Security checks, aircraft delays, risk of losing luggage, and hassles that come with air travel can be eliminated entirely. Traveling by road has its disadvantages, with accidents and traffic congestion being the two major frustration factors.
But with driverless cars, that’s no longer an issue. Traffic congestion usually occurs when there’s an accident on the road. Automotive Vehicles (AV) can drastically change that since human error is the main problem when it comes to road accidents.
Even traffic jams are no longer a problem. This video by YouTuber CGP Grey perfectly explains why there are delays on the highway. And the main culprit is people just downright being inefficient drivers. With AVs, cars can simply communicate with each other in real-time and at lightning speed to boot. There’ll be no need for stoplights and crossroads as these vehicles whiz past each other without collision fears.

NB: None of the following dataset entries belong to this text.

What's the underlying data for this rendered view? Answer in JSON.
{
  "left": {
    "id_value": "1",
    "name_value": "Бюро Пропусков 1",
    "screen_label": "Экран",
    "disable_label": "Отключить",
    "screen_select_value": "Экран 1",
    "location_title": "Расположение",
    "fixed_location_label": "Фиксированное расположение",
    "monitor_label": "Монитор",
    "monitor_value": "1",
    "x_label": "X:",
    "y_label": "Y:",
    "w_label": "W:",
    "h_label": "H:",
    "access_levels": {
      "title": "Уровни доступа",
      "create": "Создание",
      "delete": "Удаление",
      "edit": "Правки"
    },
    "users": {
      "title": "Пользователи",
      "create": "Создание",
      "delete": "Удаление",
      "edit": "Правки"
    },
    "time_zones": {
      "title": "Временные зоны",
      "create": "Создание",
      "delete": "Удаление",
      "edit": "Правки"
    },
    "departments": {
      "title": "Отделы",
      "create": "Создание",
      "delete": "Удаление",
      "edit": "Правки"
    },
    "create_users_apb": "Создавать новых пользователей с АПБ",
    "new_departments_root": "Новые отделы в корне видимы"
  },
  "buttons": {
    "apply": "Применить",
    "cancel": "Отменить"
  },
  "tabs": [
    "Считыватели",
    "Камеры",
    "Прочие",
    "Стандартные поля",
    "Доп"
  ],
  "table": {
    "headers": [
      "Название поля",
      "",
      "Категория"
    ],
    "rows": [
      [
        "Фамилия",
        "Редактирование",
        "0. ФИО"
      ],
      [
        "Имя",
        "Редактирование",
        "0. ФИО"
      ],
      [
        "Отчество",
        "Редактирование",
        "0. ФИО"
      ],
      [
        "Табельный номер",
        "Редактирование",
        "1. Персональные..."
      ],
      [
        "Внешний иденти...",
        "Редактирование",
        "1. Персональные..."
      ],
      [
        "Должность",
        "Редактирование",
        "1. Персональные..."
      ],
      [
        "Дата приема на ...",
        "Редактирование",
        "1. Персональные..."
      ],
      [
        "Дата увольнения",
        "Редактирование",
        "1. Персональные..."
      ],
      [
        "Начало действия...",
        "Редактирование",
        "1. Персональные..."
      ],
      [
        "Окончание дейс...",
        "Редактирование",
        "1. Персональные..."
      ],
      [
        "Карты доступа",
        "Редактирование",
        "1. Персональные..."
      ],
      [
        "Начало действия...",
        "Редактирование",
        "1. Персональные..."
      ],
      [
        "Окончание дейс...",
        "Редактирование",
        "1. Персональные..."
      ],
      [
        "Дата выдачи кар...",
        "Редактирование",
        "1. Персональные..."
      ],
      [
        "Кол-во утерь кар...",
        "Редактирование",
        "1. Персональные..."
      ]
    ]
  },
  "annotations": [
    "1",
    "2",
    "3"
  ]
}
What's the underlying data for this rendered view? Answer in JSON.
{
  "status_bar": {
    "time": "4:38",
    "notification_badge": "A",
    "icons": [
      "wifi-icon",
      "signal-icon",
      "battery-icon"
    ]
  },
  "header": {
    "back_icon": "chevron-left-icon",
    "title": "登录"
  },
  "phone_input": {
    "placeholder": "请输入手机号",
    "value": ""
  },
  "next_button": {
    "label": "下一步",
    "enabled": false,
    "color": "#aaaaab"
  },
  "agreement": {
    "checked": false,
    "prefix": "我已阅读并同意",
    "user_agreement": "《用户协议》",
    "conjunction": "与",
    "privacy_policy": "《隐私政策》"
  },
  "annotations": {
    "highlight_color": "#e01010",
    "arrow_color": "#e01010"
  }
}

No more humans behind the wheel
This brings us to the possibility of the government banning human drivers on the highway. A human can’t match communication speeds and reflexes of machines, let alone keep up with self-driving cars.
Multi-state road trips are declining for those who prefer to feel the steering wheel and put their accelerator foot down. That’s not entirely bad either. People will have more time to enjoy the scenery with the journey handled by the car’s autonomous system.
They will be more refreshed with no need for lodging and making more time to relax during vacation time. The option becomes more enticing with the fact that there is no panic to find a rental car.
Longer travel options — without the exhaustion
As driverless cars offer longer travel options, there’s less exhaustion of manual steering or finding lodging when they are tired. They can just sleep in their car that’s outfitted with comfortable lounge seats, and they’re good to go. The money they’ll save will also mean more income going in the way of establishments in the city.
Autonomous cars open up the possibilities of enjoying a vacation without all the hassle. The competition will become fiercer as a result as time goes by. Cities will need to implement ideas to appeal to a new form of tourism and allow for unique experiences.
These tourists will have more time on their hands for leisure, shopping, recreational activities, and more. People will gravitate towards locales with a wider variety of attractions over one that only has few options. The convenience offered by self-driving cars will quickly wear down the novelty of a destination if it remains static.
This results in more events happening in a city, becoming a popular travel destination as establishments vie for tourist attention. That’s a massive boon for vacationers as their options get wider, and authentic experiences become more common among event organizers.
A long way off
This future is several decades away, as research and development efforts need completion in order to develop an autonomous vehicle. Google’s Waymo is the closest thing we have in this sort of transportation.
Currently undergoing road tests in predictable weather, Waymo has yet to get past the challenges posed by rain and snow. However, pressure on auto industry manufacturers from world governments to reducing CO2 emissions is helping to advance this technology.
The bad news is that technological constraint is just one of the many obstacles surrounding this issue. For example, policymakers are unclear as how a sound legal framework surrounding these vehicles will disrupt multiple transportation sectors.
Be that as it may, our future will definitely involve AVs. It may come based on their advantages, specifically the drastic decrease in road fatalities, given the trend of highway accidents.